Acórdão do Tribunal da Relação de
Évora
Processo:
436/06-3
Relator: CHAMBEL MOURISCO
Descritores: SUCUMBÊNCIA
Data do Acordão: 02/14/2006
Votação: DECISÃO INDIVIDUAL
Texto Integral: S
Meio Processual: RECLAMAÇÃO PARA O PRESIDENTE
Decisão: RECLAMAÇÃO INDEFERIDA
Sumário:
Para efeitos de admissão de recurso de uma decisão, e salvo os casos especialmente previstos na lei, a sucumbência não diz respeito à qualificação jurídica dos factos ou aos argumentos jurídicos discutidos, mas mede-se pela utilidade económica imediata que se obtém ou em que se decai na acção, nos termos do disposto no art. 305º nº1 do CPC.
Decisão Texto Integral:
No Tribunal Judicial da Comarca de … correm os autos de reclamação de créditos com o nº …, em que são reclamantes o Ministério Público e o Instituto da Segurança Social, I.P., Centro Distrital de Setúbal.
Nesses autos o Instituto da Segurança Social apresentou a sua reclamação de créditos com o valor de € 6.841,52 sem ter junto documento comprovativo do prévio pagamento da taxa de justiça inicial.
A secretaria, notificou o reclamante para efectuar o pagamento da taxa de justiça devida bem como a multa prevista no nº 3 do art. 486º -A do CPC [1] , tendo emitido guias no montante de € 111,25.
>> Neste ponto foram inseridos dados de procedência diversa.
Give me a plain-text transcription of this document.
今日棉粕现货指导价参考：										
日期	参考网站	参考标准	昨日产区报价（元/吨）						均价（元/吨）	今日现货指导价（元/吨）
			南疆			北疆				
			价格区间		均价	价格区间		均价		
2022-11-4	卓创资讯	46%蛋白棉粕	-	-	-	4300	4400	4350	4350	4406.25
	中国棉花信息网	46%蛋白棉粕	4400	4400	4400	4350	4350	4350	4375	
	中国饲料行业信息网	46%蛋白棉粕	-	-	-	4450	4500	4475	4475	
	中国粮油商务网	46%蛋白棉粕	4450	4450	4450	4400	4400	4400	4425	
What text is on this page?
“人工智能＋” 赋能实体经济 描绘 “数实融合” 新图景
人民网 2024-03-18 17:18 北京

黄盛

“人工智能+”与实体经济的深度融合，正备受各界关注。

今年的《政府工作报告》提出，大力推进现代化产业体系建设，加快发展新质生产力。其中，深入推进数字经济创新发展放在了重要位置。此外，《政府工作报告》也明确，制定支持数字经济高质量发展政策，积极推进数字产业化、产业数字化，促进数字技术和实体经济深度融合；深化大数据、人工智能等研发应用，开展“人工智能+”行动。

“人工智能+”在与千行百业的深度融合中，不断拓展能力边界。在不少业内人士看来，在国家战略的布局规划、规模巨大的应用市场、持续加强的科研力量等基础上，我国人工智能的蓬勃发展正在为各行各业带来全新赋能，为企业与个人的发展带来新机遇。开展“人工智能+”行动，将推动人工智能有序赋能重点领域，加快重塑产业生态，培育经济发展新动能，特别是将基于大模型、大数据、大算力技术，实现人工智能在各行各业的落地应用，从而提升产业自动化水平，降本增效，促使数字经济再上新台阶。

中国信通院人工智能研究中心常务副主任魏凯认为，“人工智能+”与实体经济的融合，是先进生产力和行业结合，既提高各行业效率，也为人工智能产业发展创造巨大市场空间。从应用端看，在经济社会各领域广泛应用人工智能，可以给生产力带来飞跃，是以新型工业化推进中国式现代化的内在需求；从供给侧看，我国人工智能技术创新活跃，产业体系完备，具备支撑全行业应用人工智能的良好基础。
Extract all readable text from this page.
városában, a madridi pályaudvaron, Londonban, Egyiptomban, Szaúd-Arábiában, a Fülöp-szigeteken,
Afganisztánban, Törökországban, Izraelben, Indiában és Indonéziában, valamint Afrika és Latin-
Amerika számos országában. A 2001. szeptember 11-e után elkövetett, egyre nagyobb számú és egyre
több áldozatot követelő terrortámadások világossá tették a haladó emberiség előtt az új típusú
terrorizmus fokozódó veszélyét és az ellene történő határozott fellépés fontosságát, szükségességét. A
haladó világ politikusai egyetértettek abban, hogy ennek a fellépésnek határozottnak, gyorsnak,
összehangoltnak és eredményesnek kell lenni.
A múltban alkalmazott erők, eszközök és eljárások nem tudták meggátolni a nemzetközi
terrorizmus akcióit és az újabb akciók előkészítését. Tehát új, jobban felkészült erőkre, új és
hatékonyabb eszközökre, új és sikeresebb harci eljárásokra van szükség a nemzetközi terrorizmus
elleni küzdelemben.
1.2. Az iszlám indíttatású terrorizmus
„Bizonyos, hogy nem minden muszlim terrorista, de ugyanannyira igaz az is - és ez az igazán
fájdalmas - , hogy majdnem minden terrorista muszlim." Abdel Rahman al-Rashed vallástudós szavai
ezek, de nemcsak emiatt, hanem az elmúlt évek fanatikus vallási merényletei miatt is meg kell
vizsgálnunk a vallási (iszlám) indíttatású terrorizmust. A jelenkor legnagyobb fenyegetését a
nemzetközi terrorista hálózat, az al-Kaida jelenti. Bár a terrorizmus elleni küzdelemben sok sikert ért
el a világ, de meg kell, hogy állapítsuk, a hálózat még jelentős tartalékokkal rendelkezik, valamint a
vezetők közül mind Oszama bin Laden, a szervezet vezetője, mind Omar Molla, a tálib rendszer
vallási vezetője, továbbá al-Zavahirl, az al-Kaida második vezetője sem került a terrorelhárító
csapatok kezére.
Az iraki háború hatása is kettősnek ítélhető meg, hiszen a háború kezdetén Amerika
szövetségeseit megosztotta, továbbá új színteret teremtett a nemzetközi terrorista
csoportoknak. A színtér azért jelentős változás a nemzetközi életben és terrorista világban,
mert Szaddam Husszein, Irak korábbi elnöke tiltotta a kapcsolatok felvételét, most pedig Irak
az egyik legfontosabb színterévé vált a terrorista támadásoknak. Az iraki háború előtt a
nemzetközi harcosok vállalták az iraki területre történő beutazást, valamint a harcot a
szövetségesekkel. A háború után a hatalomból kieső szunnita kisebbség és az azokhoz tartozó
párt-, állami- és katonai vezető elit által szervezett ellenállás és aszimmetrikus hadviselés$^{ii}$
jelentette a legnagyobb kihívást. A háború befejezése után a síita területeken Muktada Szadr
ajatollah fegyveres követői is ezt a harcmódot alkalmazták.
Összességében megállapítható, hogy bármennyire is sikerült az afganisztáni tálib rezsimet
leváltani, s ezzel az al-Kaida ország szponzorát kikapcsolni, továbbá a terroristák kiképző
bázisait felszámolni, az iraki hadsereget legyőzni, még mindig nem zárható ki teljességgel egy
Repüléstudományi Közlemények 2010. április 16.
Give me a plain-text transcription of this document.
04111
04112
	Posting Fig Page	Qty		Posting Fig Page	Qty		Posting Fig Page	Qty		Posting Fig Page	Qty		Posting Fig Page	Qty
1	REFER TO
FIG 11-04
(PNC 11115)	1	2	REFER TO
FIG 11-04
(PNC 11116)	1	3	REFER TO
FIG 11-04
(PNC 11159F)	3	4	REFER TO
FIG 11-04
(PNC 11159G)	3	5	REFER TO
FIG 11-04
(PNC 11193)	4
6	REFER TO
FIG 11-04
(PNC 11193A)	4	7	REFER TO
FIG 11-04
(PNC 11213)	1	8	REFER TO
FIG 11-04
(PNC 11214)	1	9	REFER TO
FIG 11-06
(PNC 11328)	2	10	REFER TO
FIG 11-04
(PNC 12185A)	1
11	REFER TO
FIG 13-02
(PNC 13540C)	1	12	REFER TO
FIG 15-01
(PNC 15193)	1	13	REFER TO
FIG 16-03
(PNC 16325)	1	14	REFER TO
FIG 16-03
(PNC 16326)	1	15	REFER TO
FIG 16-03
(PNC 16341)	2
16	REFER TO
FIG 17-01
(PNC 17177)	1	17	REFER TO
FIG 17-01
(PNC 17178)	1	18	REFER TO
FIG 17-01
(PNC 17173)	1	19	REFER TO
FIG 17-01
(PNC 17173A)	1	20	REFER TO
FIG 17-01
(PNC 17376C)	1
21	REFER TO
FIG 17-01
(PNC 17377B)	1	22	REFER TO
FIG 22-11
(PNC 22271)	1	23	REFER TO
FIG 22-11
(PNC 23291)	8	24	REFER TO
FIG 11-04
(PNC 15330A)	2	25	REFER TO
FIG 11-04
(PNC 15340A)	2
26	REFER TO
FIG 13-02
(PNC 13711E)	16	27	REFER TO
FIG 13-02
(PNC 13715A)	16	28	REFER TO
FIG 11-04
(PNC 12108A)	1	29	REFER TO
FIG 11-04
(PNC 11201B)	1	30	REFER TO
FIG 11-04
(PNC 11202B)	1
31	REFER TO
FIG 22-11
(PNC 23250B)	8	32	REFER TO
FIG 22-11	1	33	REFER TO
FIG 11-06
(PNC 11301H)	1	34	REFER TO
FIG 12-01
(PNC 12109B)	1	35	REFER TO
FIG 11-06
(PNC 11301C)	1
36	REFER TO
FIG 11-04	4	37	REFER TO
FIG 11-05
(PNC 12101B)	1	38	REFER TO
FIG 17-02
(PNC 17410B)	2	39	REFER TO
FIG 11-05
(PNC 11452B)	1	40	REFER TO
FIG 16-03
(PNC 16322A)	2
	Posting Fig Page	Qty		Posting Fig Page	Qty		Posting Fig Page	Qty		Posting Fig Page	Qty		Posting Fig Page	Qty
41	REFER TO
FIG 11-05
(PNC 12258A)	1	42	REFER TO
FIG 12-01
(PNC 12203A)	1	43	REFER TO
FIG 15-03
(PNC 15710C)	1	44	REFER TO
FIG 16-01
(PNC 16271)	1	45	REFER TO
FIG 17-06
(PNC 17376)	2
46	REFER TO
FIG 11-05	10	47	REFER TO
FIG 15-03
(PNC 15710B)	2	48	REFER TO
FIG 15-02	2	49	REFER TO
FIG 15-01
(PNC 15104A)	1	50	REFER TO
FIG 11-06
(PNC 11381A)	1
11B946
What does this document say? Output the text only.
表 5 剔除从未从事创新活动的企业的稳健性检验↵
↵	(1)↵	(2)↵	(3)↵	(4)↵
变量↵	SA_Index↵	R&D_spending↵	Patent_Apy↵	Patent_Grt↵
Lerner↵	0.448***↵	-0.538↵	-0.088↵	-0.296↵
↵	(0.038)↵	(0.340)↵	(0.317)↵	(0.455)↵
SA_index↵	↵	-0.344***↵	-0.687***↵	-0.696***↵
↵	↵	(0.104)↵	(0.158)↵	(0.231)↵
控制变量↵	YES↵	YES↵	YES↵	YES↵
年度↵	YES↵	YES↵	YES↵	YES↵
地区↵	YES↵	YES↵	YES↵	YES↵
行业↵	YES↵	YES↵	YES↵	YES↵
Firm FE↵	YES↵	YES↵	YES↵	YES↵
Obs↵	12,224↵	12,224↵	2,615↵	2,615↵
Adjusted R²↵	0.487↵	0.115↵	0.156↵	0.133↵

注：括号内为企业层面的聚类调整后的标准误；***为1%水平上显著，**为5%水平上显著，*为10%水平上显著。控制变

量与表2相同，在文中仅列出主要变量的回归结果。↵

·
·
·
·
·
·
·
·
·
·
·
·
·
O Instituto da Segurança Social reclamou desse acto da secretaria, requerendo que fosse declarado que está isento de custas e que ordenasse a anulação da guia entretanto emitida.
Foi proferido despacho que julgou improcedente a reclamação.
O Instituto da Segurança Social interpôs recurso de agravo do referido despacho.
O Mmº Juiz proferiu despacho não admitindo o recurso interposto.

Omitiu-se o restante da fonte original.